岩井 支援団体側の話ってまた違いますもんね。
池上 支援団体は就労に近そうな人だけをトレーニングする傾向があります。就労を目的にしてきた団体が多いので。
岩井 結果、数字が出ることしかやらない構造になっている。
池上 「就労」などの実績がノルマになっているんです。特に税金が投入されている場合、「効果を上げている」という数字が必要になる。それによって契約が更新されなくなる可能性もあるので、どうしてもノルマ達成が目的になる。すると、支援者が成果を焦って早く就労するよう結論を押しつけるという悪循環になります。そうなってしまうと当事者は、誰かがつくったフレームを強要されるだけで暴力性を感じてしまいうまくいきません。
支援を受けている方はまじめな人が多いので、断ったら悪いと思って、つい従って就労はするんですけど、本質的に不安が解消されているわけじゃないので、すぐ辞めてしまうことになります。就労という数値だけがひとり歩きして、「これだけ成果を上げてます」という形だけの支援が行われてきた実情がある。

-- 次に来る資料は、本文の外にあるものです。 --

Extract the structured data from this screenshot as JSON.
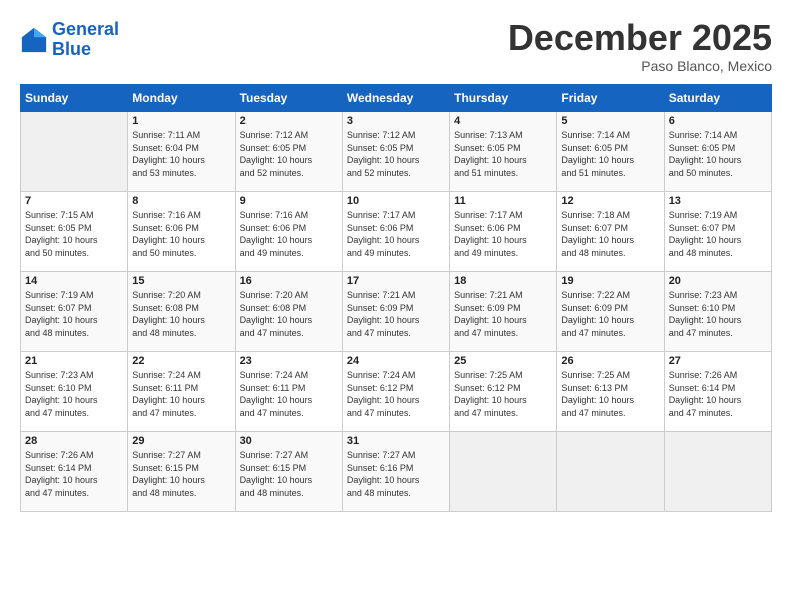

岩井 そこから先、幸せになったかどうかなんて数字で表せる表せるものじゃないから。
池上 本来はそれぞれの幸せの形に寄り添うことが評価基準であるべきなんです。
岩井 親子の間で、フワッとでも幸せのイメージを共有できるかできないかということが、僕はすごく大きいことだと思っています。子供の深いところの悩みを、横並びで一緒に考えてくれるかどうか。それこそ「同じ風景を見て」くれれば、家の中でそこまで孤立はしないで済む。「社会で幸福といわれていること」を押し付ける前に、親が子にできることはあるはずです。
池上 親はこもっている子を「見守ってほしい」とよく言われますが、親の役割は外での情報収集と、子供に情報を届けるっていうことではないかと思っています。親は自分の生きてきた価値観を付加してしまいがちですが、それを極力入れないで、今世の中で起きているよということを勉強し、新しい情報をできる限り多く伝えていく。すると子供は、その中から時代に即したやり方を取捨選択できる。あくまでも「選択するのは本人の意思」というのが大事だと思います。
自分の幸せは他人から押しつけられるものではなく、自分自身で判断することなんです。親はすぐに先回りしてしまいますが、それは一方で本人の判断力を奪うことになる。しかし自分の意思で判断したことであれば、たとえ失敗したとしても納得できます。本人が自ら判断する上で必要な選択肢をたくさん用意してあげることが、周囲にできるサポートだと、今は考えています。